このほか、総合水系環境整備事業は那珂川の戸多環境整備で基盤整備などを計画。河川維持修繕は那珂川(県内区間延長39kmを含む)と久慈川で、堤防除草や堤防法面補修、塵芥処理、堤防点検、河川巡視、天端補修、堤防・護岸・樋管の維持・修繕、堆積土砂の撤去、水門・樋管の点検整備、水質事故・不法投棄対策などを実施する。
道路事業は、東関東自動車道水戸線(潮来~鉾田)をはじめ国道6号、国道50号、国道51号の改築事業に285億9800万円、国道6号の電線共同溝事業に7億7500万円を予算化した。
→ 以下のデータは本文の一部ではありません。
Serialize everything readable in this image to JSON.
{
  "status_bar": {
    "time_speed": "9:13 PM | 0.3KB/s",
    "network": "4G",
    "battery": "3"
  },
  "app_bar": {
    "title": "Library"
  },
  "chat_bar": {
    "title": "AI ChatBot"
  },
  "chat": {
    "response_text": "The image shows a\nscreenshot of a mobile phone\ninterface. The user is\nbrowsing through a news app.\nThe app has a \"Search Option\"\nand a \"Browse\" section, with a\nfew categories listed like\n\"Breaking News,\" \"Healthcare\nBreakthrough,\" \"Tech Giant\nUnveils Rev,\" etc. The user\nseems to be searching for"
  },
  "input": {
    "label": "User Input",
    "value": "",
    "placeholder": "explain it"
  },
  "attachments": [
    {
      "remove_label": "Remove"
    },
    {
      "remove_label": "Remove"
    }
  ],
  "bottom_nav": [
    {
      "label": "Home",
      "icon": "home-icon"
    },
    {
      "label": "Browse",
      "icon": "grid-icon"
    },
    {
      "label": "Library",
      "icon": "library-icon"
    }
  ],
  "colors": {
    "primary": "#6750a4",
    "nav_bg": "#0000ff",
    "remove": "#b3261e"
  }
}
このうち国道50号下館バイパスは、12億7500万円を配分して調査設計、用地買収、改良工事、橋梁下部工事を実施する予定。この事業は茨城県筑西市内の交通混雑緩和と交通安全の確保を目的とした、延長10.6kmのバイパス事業となる。これまでに東側の7.6kmが暫定2車線で開通済みで、現在は西側の現道拡幅区間3.0kmの4車線化に向けた整備を進めている。
また、同バイパス東側に位置する国道50号協和バイパスでは、調査設計のほか新たに用地買収に着手する予定で、事業費2億円を計上した。茨城県筑西市および桜川市内の交通混雑緩和と交通安全の確保、物流生産性向上を目的とした延長6.3kmのバイパス事業で、茨城県と栃木県を結ぶ東西軸の速達性向上などが期待される。
協和バイパスのさらに東側では、桜川筑西IC関連(延伸)で延長1.2kmの現道拡幅事業を実施している。25年春頃の開通(用地取得が順調に進んだ場合)に向けて、22年度は予算額1億6700万円で調査設計、用地買収、改良工事を実施する予定となっている。
このほか、施設の老朽化対策など各路線の適切な維持管理に努め、個別路線の事業化に向けたルート・構造検討に係る調査なども進めていく。22年度の道路調査の見通しは、ネットワークに関して国道6号小美玉道路(仮称)の概略ルート・構造の検討を計画。交通拠点では、潮来IC周辺の機能強化の必要性などの調査を実施する。